No entanto, as divergências entre o antigo Presidente norte-americano e os seus funcionários também se prendiam com uma questão de valores, de como viam os Estados Unidos da América. Quando Trump contou ao seu novo chefe de gabinete, John Kelly – como Mattis, um general aposentado do Corpo de Fuzileiros Navais – qual era a sua visão para o Dia da Independência, resolveu articular as suas preocupações: "Eu não quero nenhum homem ferido no desfile. Não me parece boa ideia." Trump referia-se às várias formações de veteranos lesionados no desfile do Dia da Bastilha, entre os quais se encontravam soldados, que se deslocavam em cadeiras de rodas por terem perdido os membros inferiores em batalha.
John Kelly não conseguia acreditar no que estava a ouvir. “Esses são os heróis”, disse a Trump. "Eu não os quero", repetiu Trump. “Não me parece boa ideia."
O assunto surgiu novamente durante um briefing na Sala Oval, que contou com a presença de Trump, John Kelly e Paul Selva.
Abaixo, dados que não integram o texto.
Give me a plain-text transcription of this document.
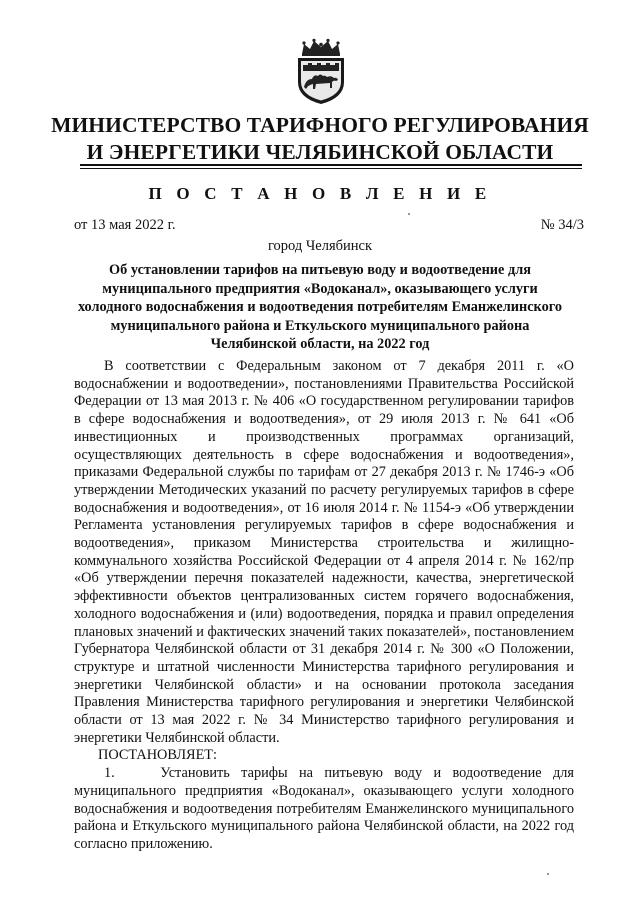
МИНИСТЕРСТВО ТАРИФНОГО РЕГУЛИРОВАНИЯ
И ЭНЕРГЕТИКИ ЧЕЛЯБИНСКОЙ ОБЛАСТИ
П О С Т А Н О В Л Е Н И Е
от 13 мая 2022 г.	№ 34/3
город Челябинск
Об установлении тарифов на питьевую воду и водоотведение для муниципального предприятия «Водоканал», оказывающего услуги холодного водоснабжения и водоотведения потребителям Еманжелинского муниципального района и Еткульского муниципального района Челябинской области, на 2022 год

В соответствии с Федеральным законом от 7 декабря 2011 г. «О водоснабжении и водоотведении», постановлениями Правительства Российской Федерации от 13 мая 2013 г. № 406 «О государственном регулировании тарифов в сфере водоснабжения и водоотведения», от 29 июля 2013 г. № 641 «Об инвестиционных и производственных программах организаций, осуществляющих деятельность в сфере водоснабжения и водоотведения», приказами Федеральной службы по тарифам от 27 декабря 2013 г. № 1746-э «Об утверждении Методических указаний по расчету регулируемых тарифов в сфере водоснабжения и водоотведения», от 16 июля 2014 г. № 1154-э «Об утверждении Регламента установления регулируемых тарифов в сфере водоснабжения и водоотведения», приказом Министерства строительства и жилищно-коммунального хозяйства Российской Федерации от 4 апреля 2014 г. № 162/пр «Об утверждении перечня показателей надежности, качества, энергетической эффективности объектов централизованных систем горячего водоснабжения, холодного водоснабжения и (или) водоотведения, порядка и правил определения плановых значений и фактических значений таких показателей», постановлением Губернатора Челябинской области от 31 декабря 2014 г. № 300 «О Положении, структуре и штатной численности Министерства тарифного регулирования и энергетики Челябинской области» и на основании протокола заседания Правления Министерства тарифного регулирования и энергетики Челябинской области от 13 мая 2022 г. № 34 Министерство тарифного регулирования и энергетики Челябинской области.

ПОСТАНОВЛЯЕТ:

1.	Установить тарифы на питьевую воду и водоотведение для муниципального предприятия «Водоканал», оказывающего услуги холодного водоснабжения и водоотведения потребителям Еманжелинского муниципального района и Еткульского муниципального района Челябинской области, на 2022 год согласно приложению.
Kelly ironizou sobre a falta de expressividade do desfile. “Bem, o general Selva vai encarregar-se de organizar o desfile de 4 de julho”, disse, dirigindo-se ao Presidente dos EUA. Trump não compreendeu o sarcasmo de John Kelly. “Então, o que achou do desfile?”, perguntou o chefe de Estado norte-americano a Paul Selva. Nessa ocasião, em vez de dizer o que o líder queria ouvir, o general resolveu ser direto. A iniciativa não era adequada para um regime democrático como deve ser o dos EUA.
Os quatro anos da presidência de Donald Trump foram caracterizados por um elevado grau de instabilidade: desde os acessos de raiva às declarações hostis deixadas no Twitter durante a noite e às demissões repentinas. A harmonia de Trump com os seus generais também foi breve e, em declarações à "New Yorker", o ex-Presidente confirmou o quanto o relacionamento azedou ao longo do tempo. “Eram pessoas sem talento, e, quando percebi isso, não confiei neles, confiei nos verdadeiros generais e almirantes dentro do sistema."
Um dos casos contados pela publicação norte-americana mostra como os generais seguiam regras e padrões específicos, e orientavam-se pela sua experiência, em detrimento de uma lealdade cega. Numa ocasião, o antigo Presidente norte-americano gritou para John Kelly: "Seus malditos generais, por que não são como os [generais] alemães?”. O alto responsável norte-americano questionou: afinal a que generais se referia Trump? “Os generais alemães na Segunda Guerra Mundial”, respondeu o líder norte-americano.
"Sabe que eles tentaram matar Hitler três vezes e quase conseguiram?", atirou John Kelly.
Donald Trump não tinha conhecimento disso. “Não, não, não, eles eram totalmente leais”, respondeu. De acordo com a sua versão da História, os generais do Terceiro Reich tinham sido subservientes a Hitler, e este era o modelo que o Presidente norte-americano queria para as suas Forças Armadas.